Solar has the potential to power more than just camping showers.
It’s invisible. It boils the kettle, plays music, stops ice cream melting, keeps flocks of cattle from escaping, switches on the Large Hadron Collider in the morning and executes prisoners on death row. It also reliably ends dinner party conversation. For some reason, energy isn't a very inviting topic. Just listen: peak oil, wind farms, coal mining, fracking, solar power, nuclear fusion. Are you still paying attention? I zoned out just typing that.
But as there's going to be a point in the future when we can't harvest energy directly from upset polar bear cubs or icebergs or other things up north, let's take a look at our other options, because there are plans afoot well worthy of cocktail-hour anecdotes.
Our sun is actually not a renewable resource. It'll run out of juice in about 4.5 billion years, reckons NASA. But until the year 4,500,002,013 arrives, solar powering things other than camping showers is a pretty cunning idea.

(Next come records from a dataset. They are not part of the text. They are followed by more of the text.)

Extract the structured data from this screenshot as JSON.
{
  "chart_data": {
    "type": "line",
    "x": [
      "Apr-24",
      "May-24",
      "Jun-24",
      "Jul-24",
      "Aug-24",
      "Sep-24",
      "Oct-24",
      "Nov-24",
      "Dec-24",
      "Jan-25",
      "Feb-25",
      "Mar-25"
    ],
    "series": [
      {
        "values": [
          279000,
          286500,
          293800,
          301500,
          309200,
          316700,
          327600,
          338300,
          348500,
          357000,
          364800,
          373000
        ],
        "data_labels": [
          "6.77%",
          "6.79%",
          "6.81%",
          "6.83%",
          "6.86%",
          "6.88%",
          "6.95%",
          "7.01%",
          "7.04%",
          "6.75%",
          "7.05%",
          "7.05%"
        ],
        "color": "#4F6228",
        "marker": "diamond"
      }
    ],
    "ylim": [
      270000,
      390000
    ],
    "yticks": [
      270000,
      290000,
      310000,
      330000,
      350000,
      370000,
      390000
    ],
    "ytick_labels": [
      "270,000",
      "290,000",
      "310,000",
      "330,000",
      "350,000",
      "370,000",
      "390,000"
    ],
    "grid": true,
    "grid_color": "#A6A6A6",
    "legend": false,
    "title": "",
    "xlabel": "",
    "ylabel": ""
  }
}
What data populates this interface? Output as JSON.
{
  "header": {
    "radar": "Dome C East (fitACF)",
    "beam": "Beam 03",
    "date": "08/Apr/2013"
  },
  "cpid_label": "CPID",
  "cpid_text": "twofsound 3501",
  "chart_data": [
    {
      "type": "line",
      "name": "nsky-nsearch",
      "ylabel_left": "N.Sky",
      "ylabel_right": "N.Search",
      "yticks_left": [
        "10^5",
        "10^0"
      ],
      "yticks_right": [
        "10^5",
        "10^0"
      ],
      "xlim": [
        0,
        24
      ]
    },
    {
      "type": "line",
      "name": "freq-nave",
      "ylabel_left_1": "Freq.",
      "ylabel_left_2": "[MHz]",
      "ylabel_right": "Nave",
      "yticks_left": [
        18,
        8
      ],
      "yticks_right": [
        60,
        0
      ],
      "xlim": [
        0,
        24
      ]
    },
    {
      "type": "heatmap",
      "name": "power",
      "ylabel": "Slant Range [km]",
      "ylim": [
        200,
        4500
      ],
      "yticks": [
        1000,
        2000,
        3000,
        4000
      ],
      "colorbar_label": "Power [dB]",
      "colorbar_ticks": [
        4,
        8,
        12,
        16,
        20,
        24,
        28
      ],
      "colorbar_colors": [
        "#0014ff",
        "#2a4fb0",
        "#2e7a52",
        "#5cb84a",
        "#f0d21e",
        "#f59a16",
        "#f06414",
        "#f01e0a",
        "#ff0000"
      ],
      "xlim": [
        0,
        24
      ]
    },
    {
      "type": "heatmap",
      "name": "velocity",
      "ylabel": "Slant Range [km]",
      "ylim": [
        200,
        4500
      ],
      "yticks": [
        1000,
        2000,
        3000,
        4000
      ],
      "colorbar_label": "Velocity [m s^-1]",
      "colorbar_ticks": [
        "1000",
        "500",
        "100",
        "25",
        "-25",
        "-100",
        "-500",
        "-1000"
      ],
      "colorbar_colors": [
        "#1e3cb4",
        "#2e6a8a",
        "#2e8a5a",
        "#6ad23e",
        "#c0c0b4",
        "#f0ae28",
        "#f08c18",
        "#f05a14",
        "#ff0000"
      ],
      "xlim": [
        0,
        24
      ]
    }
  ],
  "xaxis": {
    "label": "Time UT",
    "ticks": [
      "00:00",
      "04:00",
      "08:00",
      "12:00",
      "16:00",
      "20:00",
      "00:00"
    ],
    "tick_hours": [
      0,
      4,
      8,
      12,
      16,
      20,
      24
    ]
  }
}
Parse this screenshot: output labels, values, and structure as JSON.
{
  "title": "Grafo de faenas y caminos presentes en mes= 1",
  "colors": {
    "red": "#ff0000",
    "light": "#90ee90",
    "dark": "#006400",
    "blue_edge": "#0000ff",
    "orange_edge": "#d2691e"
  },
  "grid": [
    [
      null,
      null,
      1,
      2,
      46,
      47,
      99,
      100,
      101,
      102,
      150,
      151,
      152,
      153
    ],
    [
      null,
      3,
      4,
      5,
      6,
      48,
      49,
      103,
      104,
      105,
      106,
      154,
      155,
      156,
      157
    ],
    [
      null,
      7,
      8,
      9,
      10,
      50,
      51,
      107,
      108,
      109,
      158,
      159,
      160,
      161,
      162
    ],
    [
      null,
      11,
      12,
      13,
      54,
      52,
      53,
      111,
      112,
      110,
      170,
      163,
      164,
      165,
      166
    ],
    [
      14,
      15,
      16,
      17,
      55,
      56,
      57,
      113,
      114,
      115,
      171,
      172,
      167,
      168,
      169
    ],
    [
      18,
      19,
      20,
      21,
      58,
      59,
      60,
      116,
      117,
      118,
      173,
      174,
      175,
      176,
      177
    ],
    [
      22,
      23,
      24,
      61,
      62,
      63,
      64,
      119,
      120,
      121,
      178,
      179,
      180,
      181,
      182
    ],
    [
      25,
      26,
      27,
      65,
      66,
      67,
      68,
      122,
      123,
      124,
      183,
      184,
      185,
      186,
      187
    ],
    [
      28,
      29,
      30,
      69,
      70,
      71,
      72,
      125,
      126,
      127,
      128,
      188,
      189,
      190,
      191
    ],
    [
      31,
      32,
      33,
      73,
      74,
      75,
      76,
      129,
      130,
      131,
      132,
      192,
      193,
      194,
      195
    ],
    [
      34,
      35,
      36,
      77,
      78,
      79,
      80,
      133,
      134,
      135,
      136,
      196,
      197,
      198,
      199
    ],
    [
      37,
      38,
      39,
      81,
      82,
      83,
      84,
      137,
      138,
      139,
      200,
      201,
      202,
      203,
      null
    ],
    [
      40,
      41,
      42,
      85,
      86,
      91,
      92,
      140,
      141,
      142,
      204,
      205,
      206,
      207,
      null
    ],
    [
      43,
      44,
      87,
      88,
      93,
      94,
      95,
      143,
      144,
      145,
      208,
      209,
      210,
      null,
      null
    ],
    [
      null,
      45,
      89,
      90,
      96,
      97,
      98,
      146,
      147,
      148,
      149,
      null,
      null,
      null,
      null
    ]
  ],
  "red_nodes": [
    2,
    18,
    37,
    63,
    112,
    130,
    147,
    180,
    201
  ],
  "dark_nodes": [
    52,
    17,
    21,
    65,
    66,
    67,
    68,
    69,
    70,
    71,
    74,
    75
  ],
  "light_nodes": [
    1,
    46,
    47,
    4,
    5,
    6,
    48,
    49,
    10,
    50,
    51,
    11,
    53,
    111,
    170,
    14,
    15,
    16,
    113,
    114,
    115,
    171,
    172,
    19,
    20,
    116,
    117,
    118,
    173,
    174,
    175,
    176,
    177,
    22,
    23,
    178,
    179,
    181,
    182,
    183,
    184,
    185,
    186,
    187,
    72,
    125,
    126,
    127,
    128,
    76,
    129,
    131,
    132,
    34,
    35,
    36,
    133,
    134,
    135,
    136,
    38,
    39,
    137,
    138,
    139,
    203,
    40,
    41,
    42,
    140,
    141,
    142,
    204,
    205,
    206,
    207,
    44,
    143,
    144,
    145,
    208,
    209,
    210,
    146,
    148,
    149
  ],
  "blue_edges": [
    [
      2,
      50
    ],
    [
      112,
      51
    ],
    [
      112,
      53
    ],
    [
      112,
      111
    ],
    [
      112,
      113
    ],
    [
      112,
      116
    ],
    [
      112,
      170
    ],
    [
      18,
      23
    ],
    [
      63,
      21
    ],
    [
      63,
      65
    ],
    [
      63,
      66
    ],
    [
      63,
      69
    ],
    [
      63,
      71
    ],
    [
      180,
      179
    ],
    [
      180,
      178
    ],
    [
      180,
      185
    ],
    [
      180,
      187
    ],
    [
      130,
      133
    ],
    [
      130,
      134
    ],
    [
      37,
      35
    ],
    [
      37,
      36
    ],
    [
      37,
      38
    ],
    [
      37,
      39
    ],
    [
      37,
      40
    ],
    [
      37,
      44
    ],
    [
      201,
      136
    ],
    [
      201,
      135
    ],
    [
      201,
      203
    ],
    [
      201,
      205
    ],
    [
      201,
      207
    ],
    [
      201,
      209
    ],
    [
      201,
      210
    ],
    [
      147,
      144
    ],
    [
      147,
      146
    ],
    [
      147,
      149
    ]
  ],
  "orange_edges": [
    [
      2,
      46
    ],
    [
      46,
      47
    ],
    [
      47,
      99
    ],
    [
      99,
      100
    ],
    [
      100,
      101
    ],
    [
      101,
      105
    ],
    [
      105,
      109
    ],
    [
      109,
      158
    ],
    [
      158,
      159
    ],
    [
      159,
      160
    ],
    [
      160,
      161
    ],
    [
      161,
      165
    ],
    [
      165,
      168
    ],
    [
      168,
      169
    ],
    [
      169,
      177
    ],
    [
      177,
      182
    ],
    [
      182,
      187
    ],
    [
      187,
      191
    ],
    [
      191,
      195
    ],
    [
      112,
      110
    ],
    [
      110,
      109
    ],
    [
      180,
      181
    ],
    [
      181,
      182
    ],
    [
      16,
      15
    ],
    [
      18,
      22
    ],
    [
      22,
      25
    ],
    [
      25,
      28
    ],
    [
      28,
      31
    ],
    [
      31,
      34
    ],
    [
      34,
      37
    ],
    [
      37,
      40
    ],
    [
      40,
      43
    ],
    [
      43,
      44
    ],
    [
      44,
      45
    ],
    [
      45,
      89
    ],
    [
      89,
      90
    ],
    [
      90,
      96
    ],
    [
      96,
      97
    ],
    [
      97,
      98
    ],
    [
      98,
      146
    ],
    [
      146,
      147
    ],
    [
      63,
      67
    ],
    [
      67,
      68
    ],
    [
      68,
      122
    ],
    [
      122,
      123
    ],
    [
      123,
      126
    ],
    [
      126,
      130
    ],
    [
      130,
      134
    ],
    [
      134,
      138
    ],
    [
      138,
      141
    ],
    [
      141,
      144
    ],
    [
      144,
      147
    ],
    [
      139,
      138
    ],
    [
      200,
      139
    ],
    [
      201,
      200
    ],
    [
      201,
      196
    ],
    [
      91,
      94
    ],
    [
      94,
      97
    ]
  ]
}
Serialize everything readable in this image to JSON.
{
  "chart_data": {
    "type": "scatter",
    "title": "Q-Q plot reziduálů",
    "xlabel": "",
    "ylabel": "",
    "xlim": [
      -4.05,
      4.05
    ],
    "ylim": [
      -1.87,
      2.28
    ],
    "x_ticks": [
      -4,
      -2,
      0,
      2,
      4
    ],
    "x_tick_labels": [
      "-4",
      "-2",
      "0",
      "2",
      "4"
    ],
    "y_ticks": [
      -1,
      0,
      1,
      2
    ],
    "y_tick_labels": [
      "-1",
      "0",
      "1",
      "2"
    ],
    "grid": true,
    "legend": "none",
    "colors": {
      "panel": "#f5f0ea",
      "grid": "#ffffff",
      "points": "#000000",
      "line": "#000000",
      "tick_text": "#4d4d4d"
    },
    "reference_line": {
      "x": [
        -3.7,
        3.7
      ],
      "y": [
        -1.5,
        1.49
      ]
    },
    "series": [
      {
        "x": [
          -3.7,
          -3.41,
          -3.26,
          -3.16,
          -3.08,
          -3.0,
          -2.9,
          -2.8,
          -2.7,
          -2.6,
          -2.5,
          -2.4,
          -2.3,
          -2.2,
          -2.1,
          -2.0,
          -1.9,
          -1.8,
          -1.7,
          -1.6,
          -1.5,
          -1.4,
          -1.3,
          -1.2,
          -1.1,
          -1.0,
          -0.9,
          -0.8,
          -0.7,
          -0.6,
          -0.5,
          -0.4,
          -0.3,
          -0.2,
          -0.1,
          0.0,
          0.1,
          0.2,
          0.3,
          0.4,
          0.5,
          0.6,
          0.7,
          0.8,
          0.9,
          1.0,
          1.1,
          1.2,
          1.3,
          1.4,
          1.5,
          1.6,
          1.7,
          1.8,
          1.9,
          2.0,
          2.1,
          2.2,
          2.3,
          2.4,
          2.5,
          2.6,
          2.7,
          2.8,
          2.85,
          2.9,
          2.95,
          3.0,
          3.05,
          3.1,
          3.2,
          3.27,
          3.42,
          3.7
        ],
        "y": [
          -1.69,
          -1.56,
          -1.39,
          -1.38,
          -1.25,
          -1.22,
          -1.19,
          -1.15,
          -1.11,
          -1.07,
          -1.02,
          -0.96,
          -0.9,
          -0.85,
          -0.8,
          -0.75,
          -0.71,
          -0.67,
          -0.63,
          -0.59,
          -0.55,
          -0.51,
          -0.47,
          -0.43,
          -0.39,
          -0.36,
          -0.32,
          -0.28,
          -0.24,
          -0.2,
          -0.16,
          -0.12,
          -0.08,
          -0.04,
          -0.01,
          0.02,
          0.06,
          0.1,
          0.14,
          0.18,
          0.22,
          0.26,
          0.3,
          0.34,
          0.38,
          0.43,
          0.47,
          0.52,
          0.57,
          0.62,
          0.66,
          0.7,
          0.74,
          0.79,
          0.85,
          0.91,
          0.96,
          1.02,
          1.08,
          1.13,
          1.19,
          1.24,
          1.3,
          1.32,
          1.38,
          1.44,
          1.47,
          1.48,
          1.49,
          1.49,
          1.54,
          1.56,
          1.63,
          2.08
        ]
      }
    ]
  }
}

Solar radiation just drops from the sky for free, plus you don't need to buy an exploration permit for it, like you do for mining. You might think those parts of the world that never cloud over ("islands") are probably busy harvesting all that free sun power already. But the Greek islands run on diesel. So do most of the Pacific ones.
That's where Sunergises come in. They're busy running around Fiji installing solar arrays for nothing. The business works on a power-purchase agreement model, explains Nick Worthington, who you might know better as Colenso BBDOís top creative guy.
"So where it might be costing Fijians 90c a kilowatt to generate power using diesel, they might buy it from Sunergise for 30c a kilowatt," Worthington says. The locals make a saving and Sunergise slowly pays down their loan. No-one's making heaps of money from the scheme, but everybody's winning.
Worthington's job is getting businesses on board for installations here - starting with Colenso, then maybe Karen Walker.
Sunergise isn't the only one looking at the sky and doing the maths. Boffins have figured out that just 0.3 percent of the sunlight falling on the Sahara is enough to power the entire European Union, while Saudi Arabia is planning to blow $109 billion on building solar arrays. A study in the Journal of Environmental Studies and Science found once you add on the environmental and social costs to power generation from fossil fuels, renewable energy works out cheaper.
Other energy companies are looking under their feet rather than up into the sky, but what they've spotted won't keep Greenpeace interns up late at night creating negative PR campaigns. Turns out volcanoes have plenty of energy to spare! And if your country isn't rich in geothermal activity, don't let that stop you; former British energy minister Charles Hendry wants to harness Iceland's volcanoes and use them to power the UK. (Iceland is yet to comment on how it feels about this). Chile's looking into it, too - it's got 10 percent of the world's volcanoes.
Finally, Stanford engineers have just figured out how to generate power from poop (well, from microbes that have evolved to produce electricity as they digest plant and animal waste). They have a 30 percent efficiency rate - about the same as solar arrays converting sunlight into energy. It still might not provide great dinner-party chat, but somewhere there's a sad little polar bear sighing in relief.